Once upon a time the United States had a tax incentive to assist US companies to export. As tax incentives go, it was in the tuppence ha’penny class. It shaved a few percentage points off the effective rate of tax on the profits from exports. Compared to Ireland’s exports sales relief (no tax whatever on the exports) America didn’t seem to be trying very hard.
The original American scheme called a DISC was found to contravene international trade rules many decades ago and was replaced with something called an FSC (foreign sales corporation). This was a mechanism whereby an American exporting company could book part of its profits in an offshore company and pay a reduced rate of tax in the States on those profits.
In due course that replacement regime was also found to breach World Trade Organisation rules.
Since the vast majority of people in the whole world never heard of either American tax incentive, it might be supposed that the discovery that they were, in international trade terms, a little naughty, would not worry anyone too much. Unfortunately the EU and the USA had a number of other trade disputes, notably concerning US fruit companies having equal access to the EU compared to that provided by former UK and French colonial possessions for bananas. Most recently President Bush’s unilaterally adopted protective measures for the US steel industry caused a flurry.
Partly because of these background trade disputes, the row over the FSC has become quite serious.
The USA has been dithering about the repeal of the FSC regime and finding some legal replacement for it. The EU have obtained permission from the World Trade Organisation to accordingly levy customs duties on USA imports, to the value of $4bn per annum. An initial list of products on which such duties could be levied has been published. The list would total $15bn per annum, so the process of paring it down to the permitted $4bn level is now in progress.

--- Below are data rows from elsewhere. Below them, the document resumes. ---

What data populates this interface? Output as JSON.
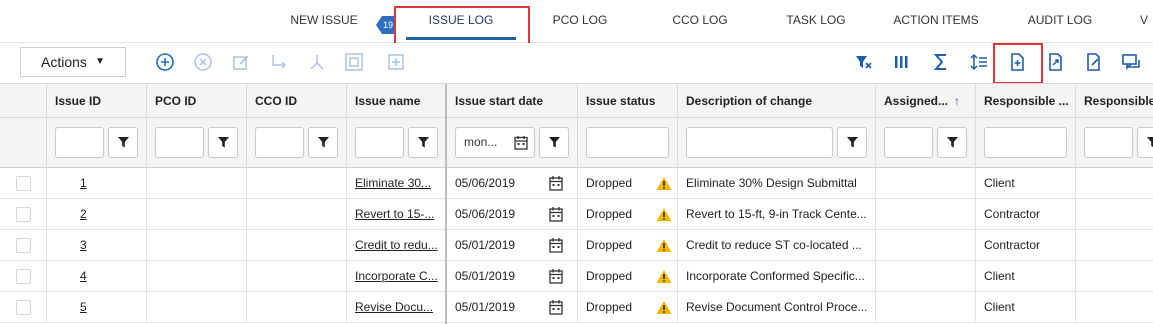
{
  "tabs": [
    {
      "label": "NEW ISSUE"
    },
    {
      "label": "ISSUE LOG"
    },
    {
      "label": "PCO LOG"
    },
    {
      "label": "CCO LOG"
    },
    {
      "label": "TASK LOG"
    },
    {
      "label": "ACTION ITEMS"
    },
    {
      "label": "AUDIT LOG"
    },
    {
      "label": "V"
    }
  ],
  "tab_badge": "19",
  "toolbar": {
    "actions_label": "Actions",
    "left_icons": [
      "add-circle-icon",
      "cancel-circle-icon",
      "edit-icon",
      "redirect-icon",
      "merge-icon",
      "select-all-icon",
      "add-box-icon"
    ],
    "right_icons": [
      "clear-filter-icon",
      "columns-icon",
      "sum-icon",
      "line-spacing-icon",
      "add-document-icon",
      "export-icon",
      "edit-document-icon",
      "comments-icon"
    ]
  },
  "columns": [
    {
      "label": "Issue ID"
    },
    {
      "label": "PCO ID"
    },
    {
      "label": "CCO ID"
    },
    {
      "label": "Issue name"
    },
    {
      "label": "Issue start date"
    },
    {
      "label": "Issue status"
    },
    {
      "label": "Description of change"
    },
    {
      "label": "Assigned..."
    },
    {
      "label": "Responsible ..."
    },
    {
      "label": "Responsible"
    }
  ],
  "filters": {
    "date_value": "mon..."
  },
  "rows": [
    {
      "id": "1",
      "pco": "",
      "cco": "",
      "name": "Eliminate 30...",
      "date": "05/06/2019",
      "status": "Dropped",
      "desc": "Eliminate 30% Design Submittal",
      "assigned": "",
      "responsible": "Client"
    },
    {
      "id": "2",
      "pco": "",
      "cco": "",
      "name": "Revert to 15-...",
      "date": "05/06/2019",
      "status": "Dropped",
      "desc": "Revert to 15-ft, 9-in Track Cente...",
      "assigned": "",
      "responsible": "Contractor"
    },
    {
      "id": "3",
      "pco": "",
      "cco": "",
      "name": "Credit to redu...",
      "date": "05/01/2019",
      "status": "Dropped",
      "desc": "Credit to reduce ST co-located ...",
      "assigned": "",
      "responsible": "Contractor"
    },
    {
      "id": "4",
      "pco": "",
      "cco": "",
      "name": "Incorporate C...",
      "date": "05/01/2019",
      "status": "Dropped",
      "desc": "Incorporate Conformed Specific...",
      "assigned": "",
      "responsible": "Client"
    },
    {
      "id": "5",
      "pco": "",
      "cco": "",
      "name": "Revise Docu...",
      "date": "05/01/2019",
      "status": "Dropped",
      "desc": "Revise Document Control Proce...",
      "assigned": "",
      "responsible": "Client"
    }
  ],
  "colors": {
    "accent": "#1f5fa8",
    "highlight_box": "#e0343a",
    "warning": "#f2b705",
    "icon_blue": "#1f6fbf"
  }
}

On both sides of the Atlantic this process of identifying the products to be penalised has serious significance for business. American exporters are naturally concerned that their products will be wiped off the European market if they face 100 p.c. customs duty when entering the EU. European users of those products (in many instances subsidiaries of the US producers) are facing a similar unacceptable hike in the cost of the raw materials.

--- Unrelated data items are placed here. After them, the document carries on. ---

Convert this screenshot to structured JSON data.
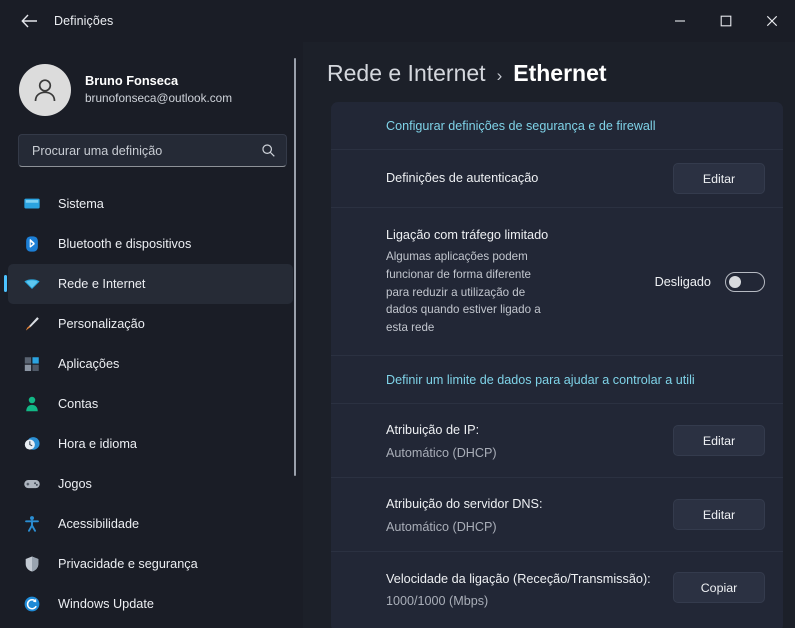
{
  "window": {
    "title": "Definições",
    "back_icon": "back-arrow-icon",
    "controls": {
      "minimize": "minimize-icon",
      "maximize": "maximize-icon",
      "close": "close-icon"
    }
  },
  "accent_color": "#4cc2ff",
  "link_color": "#7fd3e8",
  "sidebar": {
    "account": {
      "name": "Bruno Fonseca",
      "email": "brunofonseca@outlook.com",
      "avatar_icon": "person-avatar-icon"
    },
    "search": {
      "placeholder": "Procurar uma definição",
      "value": "",
      "icon": "search-icon"
    },
    "items": [
      {
        "label": "Sistema",
        "icon": "monitor-icon",
        "active": false
      },
      {
        "label": "Bluetooth e dispositivos",
        "icon": "bluetooth-icon",
        "active": false
      },
      {
        "label": "Rede e Internet",
        "icon": "wifi-icon",
        "active": true
      },
      {
        "label": "Personalização",
        "icon": "paintbrush-icon",
        "active": false
      },
      {
        "label": "Aplicações",
        "icon": "apps-grid-icon",
        "active": false
      },
      {
        "label": "Contas",
        "icon": "person-icon",
        "active": false
      },
      {
        "label": "Hora e idioma",
        "icon": "clock-globe-icon",
        "active": false
      },
      {
        "label": "Jogos",
        "icon": "gamepad-icon",
        "active": false
      },
      {
        "label": "Acessibilidade",
        "icon": "accessibility-icon",
        "active": false
      },
      {
        "label": "Privacidade e segurança",
        "icon": "shield-icon",
        "active": false
      },
      {
        "label": "Windows Update",
        "icon": "refresh-icon",
        "active": false
      }
    ]
  },
  "main": {
    "breadcrumb": {
      "parent": "Rede e Internet",
      "separator": "›",
      "current": "Ethernet"
    },
    "firewall_link": "Configurar definições de segurança e de firewall",
    "rows": {
      "auth": {
        "title": "Definições de autenticação",
        "button": "Editar"
      },
      "metered": {
        "title": "Ligação com tráfego limitado",
        "description": "Algumas aplicações podem funcionar de forma diferente para reduzir a utilização de dados quando estiver ligado a esta rede",
        "toggle_state": "Desligado"
      },
      "data_limit_link": "Definir um limite de dados para ajudar a controlar a utili",
      "ip": {
        "title": "Atribuição de IP:",
        "value": "Automático (DHCP)",
        "button": "Editar"
      },
      "dns": {
        "title": "Atribuição do servidor DNS:",
        "value": "Automático (DHCP)",
        "button": "Editar"
      },
      "speed": {
        "title": "Velocidade da ligação (Receção/Transmissão):",
        "value": "1000/1000 (Mbps)",
        "button": "Copiar"
      }
    }
  }
}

In some cases at least there will be no alternative source of supply, and certainly not an acceptable one where the Irish company is a subsidiary of the US company from whom they normally get component parts etc. The choice of products to be penalised is therefore of critical interest not merely to American exporters and to importers in the EU in general, but in particular for Ireland.
Ireland has one of the most open economies in the EU, importing and exporting approximately 95 p.c. of its GDP. Customs duties have the potential to hurt Ireland proportionately more than any other EU State, since no other EU State is exposed to importing and exporting to the same degree, in relation to the size of its economy.
If the costs of software and manufacturing companies in Ireland are increased by reason of these customs duties, these companies will be able to sell fewer goods, and there could be a consequent hit on Irish employment. There would also be a hit on Irish taxation revenues from those companies.
A process of consultation is now going on in an effort to select the appropriate goods which are to be the subject matter of the duties. Affected companies may make representations before November 12 to the Department of Enterprise, Trade and Employment on their situation and the likely impact on them if particular goods are selected for Customs duties. It is difficult to overstate the importance to many companies of engaging in this consultative process as it represents their best effort to avoid being penalised should this trade war continue.
In the United States lobbying is still going on with exporters likely to be affected by the customs duty demanding that Congress resolve the FSC problem, and companies currently benefiting from the FSC arrangement (eg aircraft manufacturers) pointing out the benefits to them of the retention of the regime or of something similar.
The dispute has been going on now for some years. ‘Wolf’ has been cried on a number of occasions previously, as regards the potential for a trade war. However, the threat now looks very real to companies who cannot afford to take the risk that all might be well on the day. All might not be well for them if they don’t lobby strenuously to ensure that their imports are excluded from the customs duties.